Sin embargo, las soluciones propuestas pueden chocar con las tendencias políticas. Muchos líderes y votantes de todo el continente están profundamente preocupados por el empleo, el nivel de vida y el poder adquisitivo.

Pero desconfían de darle a Bruselas más control y fuerza financiera. Y a menudo se muestran reacios a ver marcas nacionales fusionadas con rivales o la desaparición de prácticas comerciales y reglas administrativas familiares. Otra preocupación es la creación de un nuevo atolladero de burocracia.

Agricultores enojados en Francia y Bélgica han bloqueado carreteras y arrojado camiones llenos de estiércol este año para protestar por la proliferación de regulaciones ambientales de la UE que rigen el uso de pesticidas y fertilizantes, calendarios de siembra, zonificación y mucho más.

Culpar a Bruselas también es una táctica conveniente para los partidos políticos de extrema derecha que buscan explotar las ansiedades económicas.
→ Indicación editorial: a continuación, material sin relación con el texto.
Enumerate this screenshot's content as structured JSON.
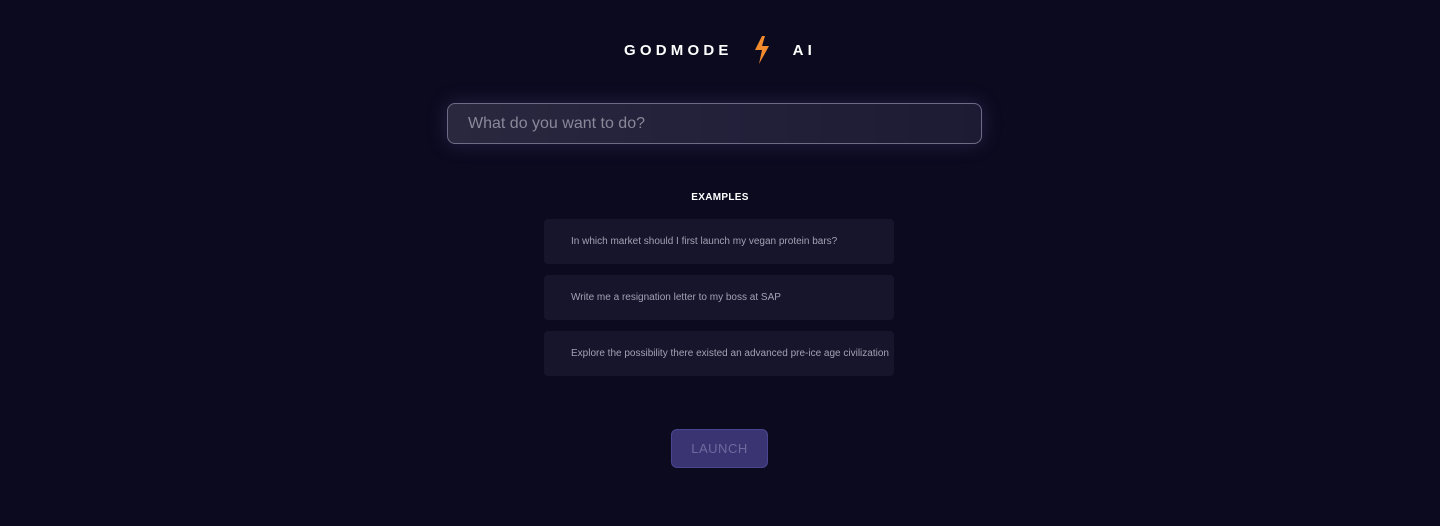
{
  "logo": {
    "left_text": "GODMODE",
    "icon": "lightning-bolt-icon",
    "right_text": "AI",
    "icon_color": "#f28a2e"
  },
  "search": {
    "placeholder": "What do you want to do?",
    "value": ""
  },
  "examples": {
    "heading": "EXAMPLES",
    "items": [
      {
        "label": "In which market should I first launch my vegan protein bars?"
      },
      {
        "label": "Write me a resignation letter to my boss at SAP"
      },
      {
        "label": "Explore the possibility there existed an advanced pre-ice age civilization"
      }
    ]
  },
  "launch": {
    "label": "LAUNCH"
  },
  "colors": {
    "background": "#0b0a1f",
    "card": "#16152b",
    "button": "#3a3572",
    "accent": "#f28a2e"
  }
}
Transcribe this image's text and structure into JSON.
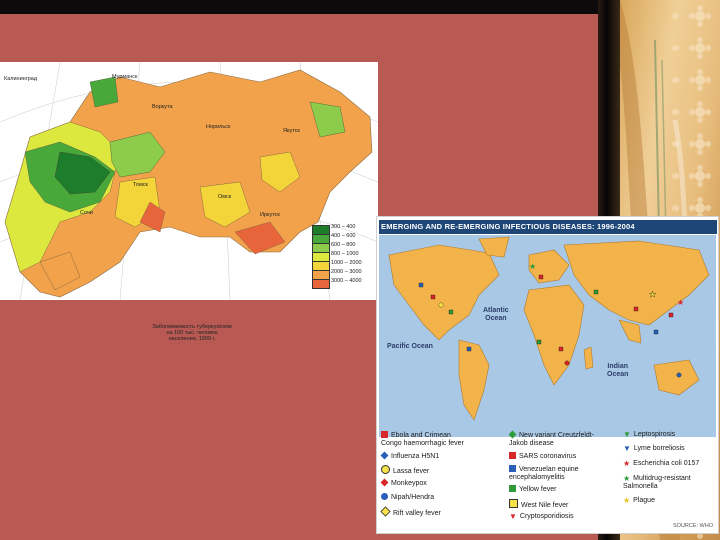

El partido antiinmigrante francés Agrupación Nacional ha llamado a la Unión Europea el «enemigo del pueblo».

Actualmente, las encuestas muestran que se espera que los partidos de derecha obtengan más escaños en el Parlamento Europeo, dejando al cuerpo legislativo aún más fracturado.
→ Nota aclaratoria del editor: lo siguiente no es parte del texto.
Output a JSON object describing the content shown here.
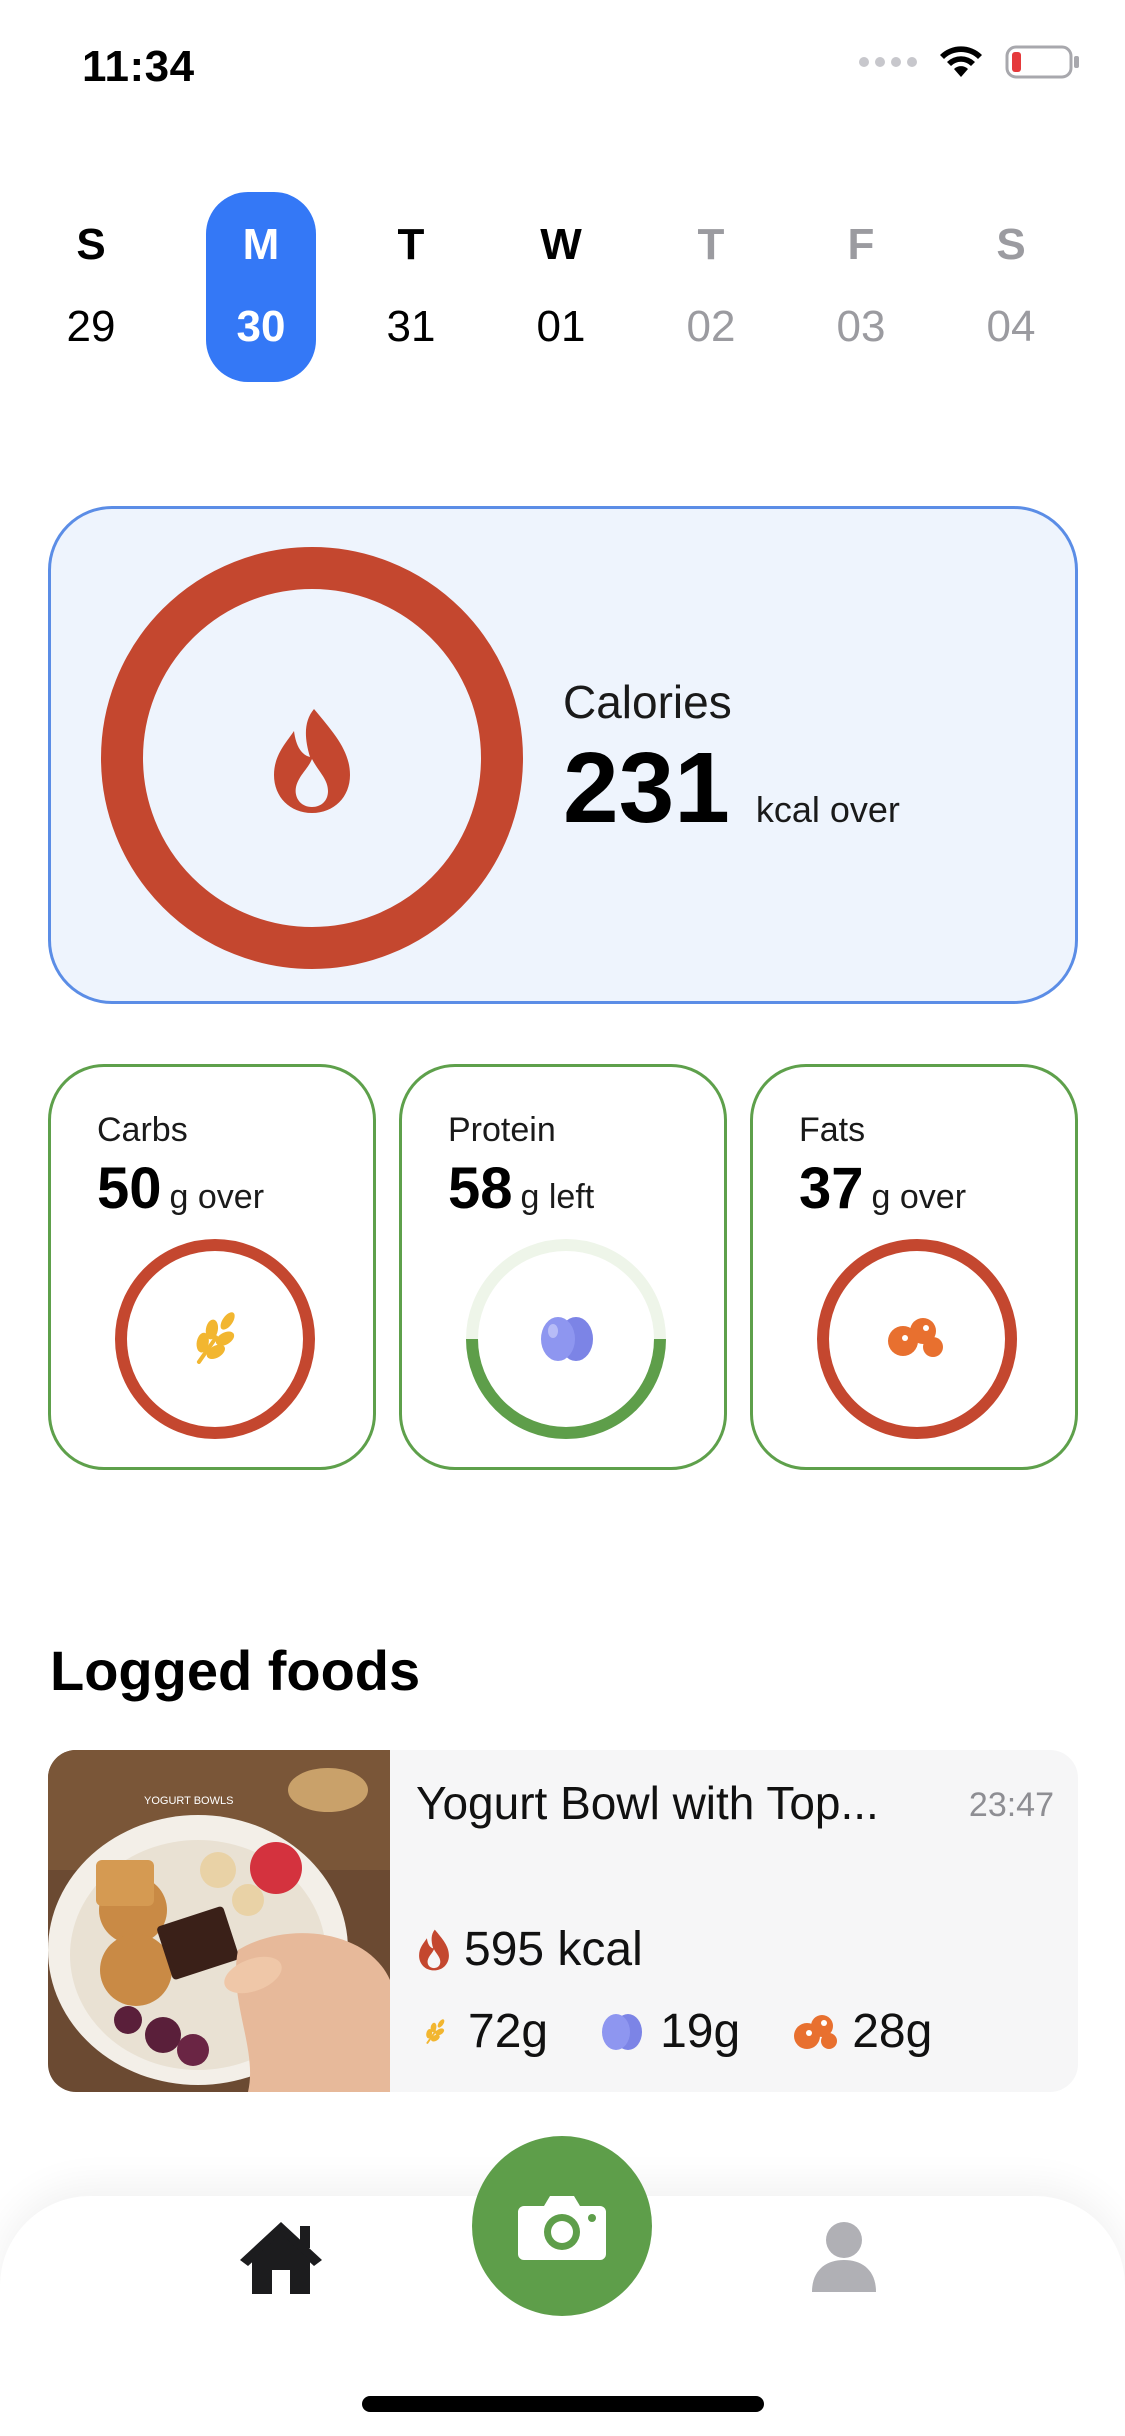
{
  "status_bar": {
    "time": "11:34"
  },
  "week": [
    {
      "letter": "S",
      "number": "29",
      "state": "past"
    },
    {
      "letter": "M",
      "number": "30",
      "state": "selected"
    },
    {
      "letter": "T",
      "number": "31",
      "state": "past"
    },
    {
      "letter": "W",
      "number": "01",
      "state": "today"
    },
    {
      "letter": "T",
      "number": "02",
      "state": "future"
    },
    {
      "letter": "F",
      "number": "03",
      "state": "future"
    },
    {
      "letter": "S",
      "number": "04",
      "state": "future"
    }
  ],
  "calories": {
    "label": "Calories",
    "value": "231",
    "unit": "kcal over",
    "icon": "flame-icon",
    "ring_color": "#c4472f"
  },
  "macros": [
    {
      "label": "Carbs",
      "value": "50",
      "unit": "g over",
      "icon": "wheat-icon",
      "icon_color": "#f2b630",
      "ring_color": "#c4472f",
      "progress": 1.0
    },
    {
      "label": "Protein",
      "value": "58",
      "unit": "g left",
      "icon": "eggs-icon",
      "icon_color": "#8e96f0",
      "ring_color": "#5e9e4a",
      "progress": 0.5
    },
    {
      "label": "Fats",
      "value": "37",
      "unit": "g over",
      "icon": "fat-drops-icon",
      "icon_color": "#e8702f",
      "ring_color": "#c4472f",
      "progress": 1.0
    }
  ],
  "logged_foods": {
    "title": "Logged foods",
    "items": [
      {
        "name": "Yogurt Bowl with Top...",
        "time": "23:47",
        "kcal": "595 kcal",
        "carbs": "72g",
        "protein": "19g",
        "fats": "28g",
        "photo_caption": "YOGURT BOWLS"
      }
    ]
  },
  "tab_bar": {
    "items": [
      "home-icon",
      "camera-icon",
      "profile-icon"
    ],
    "camera_color": "#5e9e4a"
  },
  "colors": {
    "accent": "#3478f6",
    "over": "#c4472f",
    "ok": "#5e9e4a",
    "card_border": "#5ea04b"
  }
}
A nivel nacional, los líderes gubernamentales pueden proteger sus prerrogativas. Durante la última década, la Unión Europea ha buscado crear un mercado único de capitales para facilitar las inversiones transfronterizas.

Pero muchas naciones más pequeñas, incluidas Irlanda, Rumania y Suecia, se han resistido a entregar el poder a Bruselas o a cambiar sus propias leyes, preocupadas por poner en desventaja a sus industrias financieras nacionales.
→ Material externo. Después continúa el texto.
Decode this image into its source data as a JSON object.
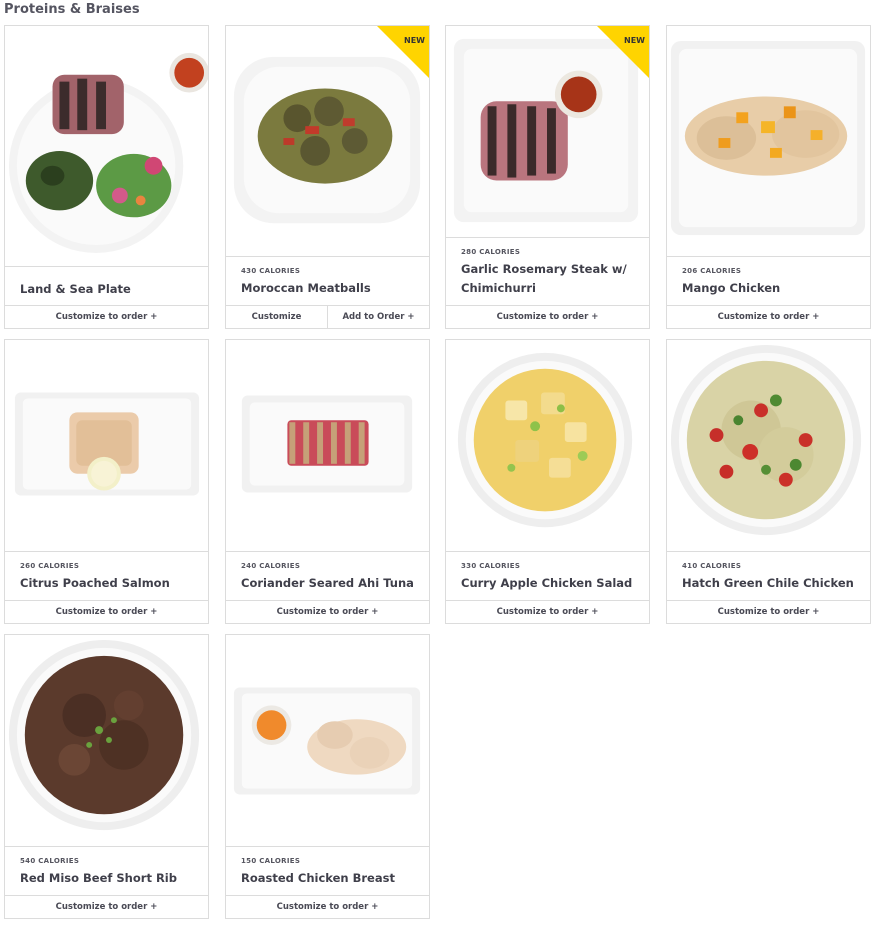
{
  "section": {
    "title": "Proteins & Braises"
  },
  "items": [
    {
      "name": "Land & Sea Plate",
      "calories": "",
      "badge": "",
      "action": "Customize to order +"
    },
    {
      "name": "Moroccan Meatballs",
      "calories": "430 CALORIES",
      "badge": "NEW",
      "action_left": "Customize",
      "action_right": "Add to Order +"
    },
    {
      "name": "Garlic Rosemary Steak w/ Chimichurri",
      "calories": "280 CALORIES",
      "badge": "NEW",
      "action": "Customize to order +"
    },
    {
      "name": "Mango Chicken",
      "calories": "206 CALORIES",
      "badge": "",
      "action": "Customize to order +"
    },
    {
      "name": "Citrus Poached Salmon",
      "calories": "260 CALORIES",
      "badge": "",
      "action": "Customize to order +"
    },
    {
      "name": "Coriander Seared Ahi Tuna",
      "calories": "240 CALORIES",
      "badge": "",
      "action": "Customize to order +"
    },
    {
      "name": "Curry Apple Chicken Salad",
      "calories": "330 CALORIES",
      "badge": "",
      "action": "Customize to order +"
    },
    {
      "name": "Hatch Green Chile Chicken",
      "calories": "410 CALORIES",
      "badge": "",
      "action": "Customize to order +"
    },
    {
      "name": "Red Miso Beef Short Rib",
      "calories": "540 CALORIES",
      "badge": "",
      "action": "Customize to order +"
    },
    {
      "name": "Roasted Chicken Breast",
      "calories": "150 CALORIES",
      "badge": "",
      "action": "Customize to order +"
    }
  ],
  "colors": {
    "badge": "#ffd400",
    "border": "#dcdcdc",
    "text": "#3f3f4a"
  }
}
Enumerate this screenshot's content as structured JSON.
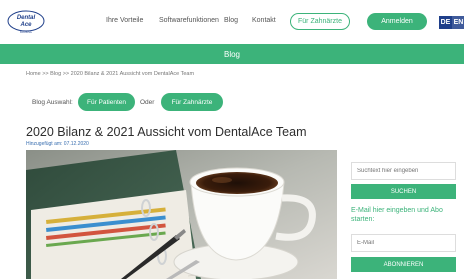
{
  "header": {
    "logo_line1": "Dental",
    "logo_line2": "Ace",
    "logo_line3": "BOOKING",
    "nav": [
      "Ihre Vorteile",
      "Softwarefunktionen",
      "Blog",
      "Kontakt"
    ],
    "for_dentists": "Für Zahnärzte",
    "accent_btn": "Anmelden",
    "lang_de": "DE",
    "lang_en": "EN"
  },
  "banner": {
    "title": "Blog"
  },
  "breadcrumb": {
    "home": "Home",
    "sep": " >> ",
    "blog": "Blog",
    "current": "2020 Bilanz & 2021 Aussicht vom DentalAce Team"
  },
  "filter": {
    "label": "Blog Auswahl:",
    "patients": "Für Patienten",
    "or": "Oder",
    "dentists": "Für Zahnärzte"
  },
  "post": {
    "title": "2020 Bilanz & 2021 Aussicht vom DentalAce Team",
    "date": "Hinzugefügt am: 07.12.2020"
  },
  "sidebar": {
    "search_placeholder": "Suchtext hier eingeben",
    "search_button": "SUCHEN",
    "newsletter_text": "E-Mail hier eingeben und Abo starten:",
    "email_placeholder": "E-Mail",
    "subscribe_button": "ABONNIEREN"
  },
  "colors": {
    "accent": "#3cb37a",
    "lang": "#1f3f8a"
  }
}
Las organizaciones de la sociedad civil también están preocupadas por la concentración de poder. El mes pasado, 13 grupos en Europa escribieron una carta abierta advirtiendo que una mayor consolidación del mercado perjudicaría a los consumidores, los trabajadores y las pequeñas empresas y daría demasiada influencia a los gigantes corporativos, lo que provocaría un aumento de los precios. Y temen que otras prioridades económicas, sociales y ambientales queden de lado.

Durante más de una década, Europa se ha quedado atrás en varios indicadores de competitividad, incluida la inversión de capital, la investigación y el desarrollo y el crecimiento de la productividad. Pero según McKinsey es líder mundial en la reducción de emisiones, la limitación de la desigualdad de ingresos y la expansión de la movilidad social.

Y algunas de las disparidades económicas con Estados Unidos son el resultado de una elección. La mitad de la brecha en el producto interno bruto per cápita entre Europa y Estados Unidos es el resultado de que los europeos eligen trabajar menos horas, en promedio, a lo largo de su vida.

Tales opciones pueden ser un lujo que los europeos ya no tienen si quieren mantener su nivel de vida, advierten otros. Las políticas que rigen la energía, los mercados y la banca son demasiado dispares, dijo Simone Tagliapietra, investigadora de Bruegel, un organismo de investigación de Bruselas.

«Si seguimos teniendo 27 mercados que no están bien integrados», dijo, «no podremos competir con los chinos o los estadounidenses».